Ci sono alberi il cui legno è pregiato ed è per questo che è importante proteggerli: dall’Agrifoglio al maggiociondolo, dal perastro  al melastro (pero e melo selvatico) e all’albero di Giuda. Si tratta di specie sporadiche presenti in Toscana, che sono oggetto di tutela da parte di un progetto comunitario Life+ di cui la Regione è partner ufficiale.
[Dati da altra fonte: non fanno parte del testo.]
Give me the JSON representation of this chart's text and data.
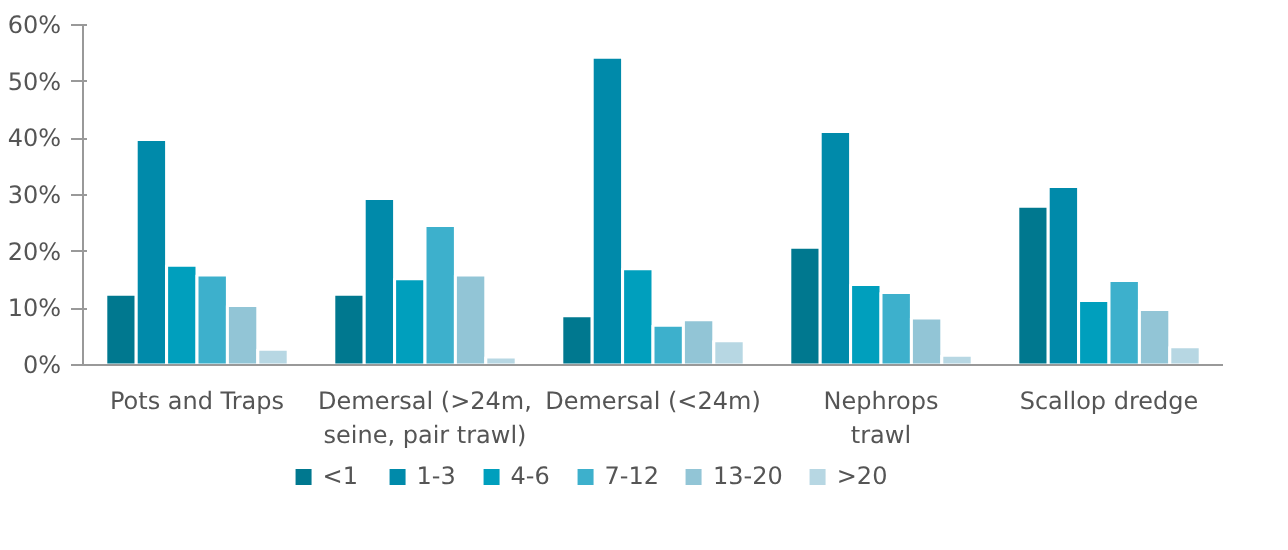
{
  "chart_data": {
    "type": "bar",
    "categories": [
      "Pots and Traps",
      "Demersal (>24m,\nseine, pair trawl)",
      "Demersal (<24m)",
      "Nephrops\ntrawl",
      "Scallop dredge"
    ],
    "series": [
      {
        "name": "<1",
        "color": "#00788f",
        "values": [
          12.5,
          12.5,
          8.7,
          20.8,
          28.0
        ]
      },
      {
        "name": "1-3",
        "color": "#008aaa",
        "values": [
          39.8,
          29.4,
          54.3,
          41.2,
          31.5
        ]
      },
      {
        "name": "4-6",
        "color": "#009fbd",
        "values": [
          17.6,
          15.2,
          17.0,
          14.2,
          11.4
        ]
      },
      {
        "name": "7-12",
        "color": "#3db0cc",
        "values": [
          15.9,
          24.6,
          7.0,
          12.8,
          14.9
        ]
      },
      {
        "name": "13-20",
        "color": "#92c5d6",
        "values": [
          10.5,
          15.9,
          8.0,
          8.3,
          9.8
        ]
      },
      {
        "name": ">20",
        "color": "#b7d7e3",
        "values": [
          2.8,
          1.4,
          4.3,
          1.7,
          3.2
        ]
      }
    ],
    "ylim": [
      0,
      60
    ],
    "yticks": [
      {
        "value": 0,
        "label": "0%"
      },
      {
        "value": 10,
        "label": "10%"
      },
      {
        "value": 20,
        "label": "20%"
      },
      {
        "value": 30,
        "label": "30%"
      },
      {
        "value": 40,
        "label": "40%"
      },
      {
        "value": 50,
        "label": "50%"
      },
      {
        "value": 60,
        "label": "60%"
      }
    ],
    "grid": false,
    "legend": "bottom"
  }
}
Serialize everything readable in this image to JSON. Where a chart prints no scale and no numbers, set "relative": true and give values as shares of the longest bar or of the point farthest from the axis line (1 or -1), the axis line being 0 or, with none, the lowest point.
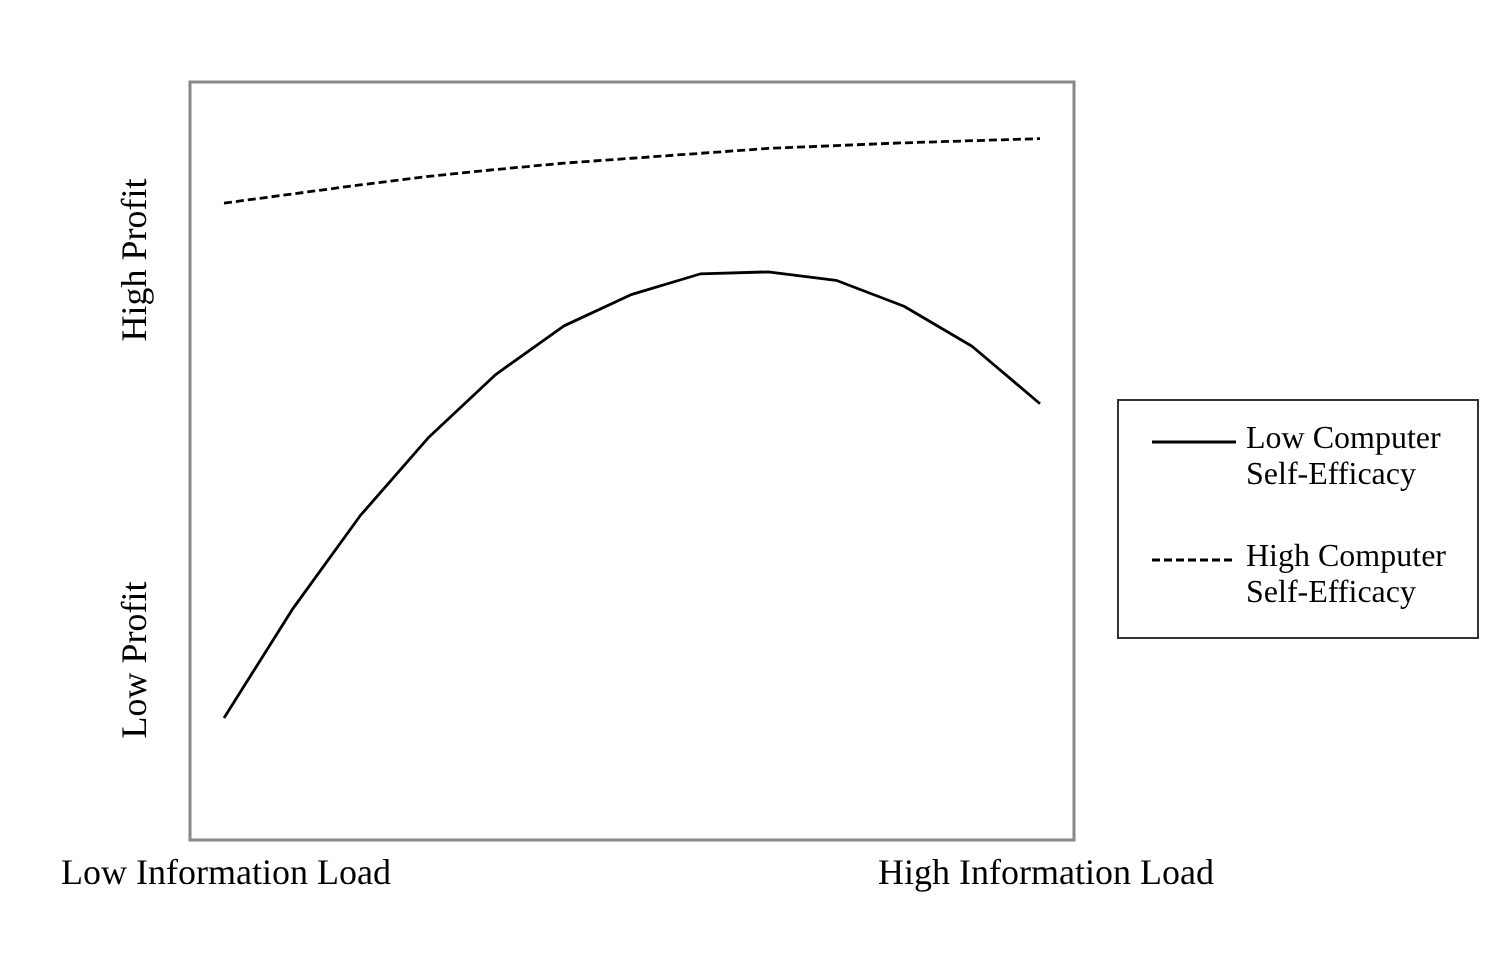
{
  "chart_data": {
    "type": "line",
    "relative": true,
    "categories": [
      null,
      null,
      null,
      null,
      null,
      null,
      null,
      null,
      null,
      null,
      null,
      null,
      null
    ],
    "series": [
      {
        "name": "Low Computer Self-Efficacy",
        "color": "#000000",
        "line_style": "solid",
        "values": [
          0.174,
          0.328,
          0.462,
          0.573,
          0.664,
          0.733,
          0.778,
          0.807,
          0.81,
          0.798,
          0.761,
          0.704,
          0.622
        ]
      },
      {
        "name": "High Computer Self-Efficacy",
        "color": "#000000",
        "line_style": "dashed",
        "values": [
          0.908,
          0.921,
          0.934,
          0.946,
          0.956,
          0.965,
          0.972,
          0.979,
          0.986,
          0.99,
          0.994,
          0.997,
          1
        ]
      }
    ],
    "annotations": [
      "Low Information Load",
      "High Information Load",
      "Low Profit",
      "High Profit"
    ],
    "legend": "right",
    "grid": false,
    "marker": "none"
  }
}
Del progetto di tutela di questo legname prezioso si parlerà mercoledì 28 maggio, al convegno finale del progetto ‘PproSpot, produrre legname di pregio per proteggere la biodiversità’. In particolare, il progetto si è concentrato su due zone campione rappresentative e cioè le colline metallifere e l’appennino pistoiese. In queste due aree sono stati pianificati circa 800 ettari di superficie forestale con particolare attenzione alla presenza e alla valorizzazione delle specie arboree sporadiche.
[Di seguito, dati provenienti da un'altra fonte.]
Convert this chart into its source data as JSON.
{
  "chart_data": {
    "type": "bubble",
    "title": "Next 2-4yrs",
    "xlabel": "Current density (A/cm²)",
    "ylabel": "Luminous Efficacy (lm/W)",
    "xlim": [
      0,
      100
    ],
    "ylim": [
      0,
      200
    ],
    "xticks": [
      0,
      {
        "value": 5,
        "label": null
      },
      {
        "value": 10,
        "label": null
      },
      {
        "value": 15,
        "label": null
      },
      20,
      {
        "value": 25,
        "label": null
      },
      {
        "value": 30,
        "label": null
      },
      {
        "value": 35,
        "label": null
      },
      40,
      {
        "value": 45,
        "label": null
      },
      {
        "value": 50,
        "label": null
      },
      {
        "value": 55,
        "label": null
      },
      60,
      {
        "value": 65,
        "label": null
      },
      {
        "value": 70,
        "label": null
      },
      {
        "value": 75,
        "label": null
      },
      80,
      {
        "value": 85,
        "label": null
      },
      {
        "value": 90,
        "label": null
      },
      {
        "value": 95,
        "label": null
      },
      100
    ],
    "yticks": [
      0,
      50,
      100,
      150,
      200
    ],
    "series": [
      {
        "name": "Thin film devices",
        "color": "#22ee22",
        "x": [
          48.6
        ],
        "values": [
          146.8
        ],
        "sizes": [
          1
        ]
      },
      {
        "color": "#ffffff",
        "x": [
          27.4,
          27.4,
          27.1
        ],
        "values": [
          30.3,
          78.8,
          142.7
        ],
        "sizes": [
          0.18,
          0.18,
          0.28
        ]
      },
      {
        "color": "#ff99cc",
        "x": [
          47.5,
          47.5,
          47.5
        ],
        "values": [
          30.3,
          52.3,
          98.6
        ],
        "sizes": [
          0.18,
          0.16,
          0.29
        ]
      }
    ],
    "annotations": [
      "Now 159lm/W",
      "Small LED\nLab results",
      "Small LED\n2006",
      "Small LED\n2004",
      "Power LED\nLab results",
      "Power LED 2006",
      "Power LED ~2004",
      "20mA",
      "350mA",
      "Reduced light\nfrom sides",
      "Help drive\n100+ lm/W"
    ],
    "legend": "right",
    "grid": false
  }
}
Non solo. Nell’ambito del progetto a tutela della biodiversità, sono stati realizzati interventi specifici di selvicoltura d’albero su circa 80 ettari di boschi nelle due zone. La valorizzazione, anche economica, di queste specie rare e talvolta minacciate, è proposta per aumentare la biodiversità, la stabilità ecologica e il valore dei boschi attraverso una tecnica di gestione innovativa, integrabile con quelle tradizionali, che può essere facilmente diffusa in altre regioni d’Italia e d’Europa. I risultati saranno utili a decidere la governance dei boschi della Toscana che già da diversi anni mostra interesse per le specie sporadiche e la biodiversità degli ecosistemi forestali nonché per la possibilità di incrementare il valore produttivo dei boschi.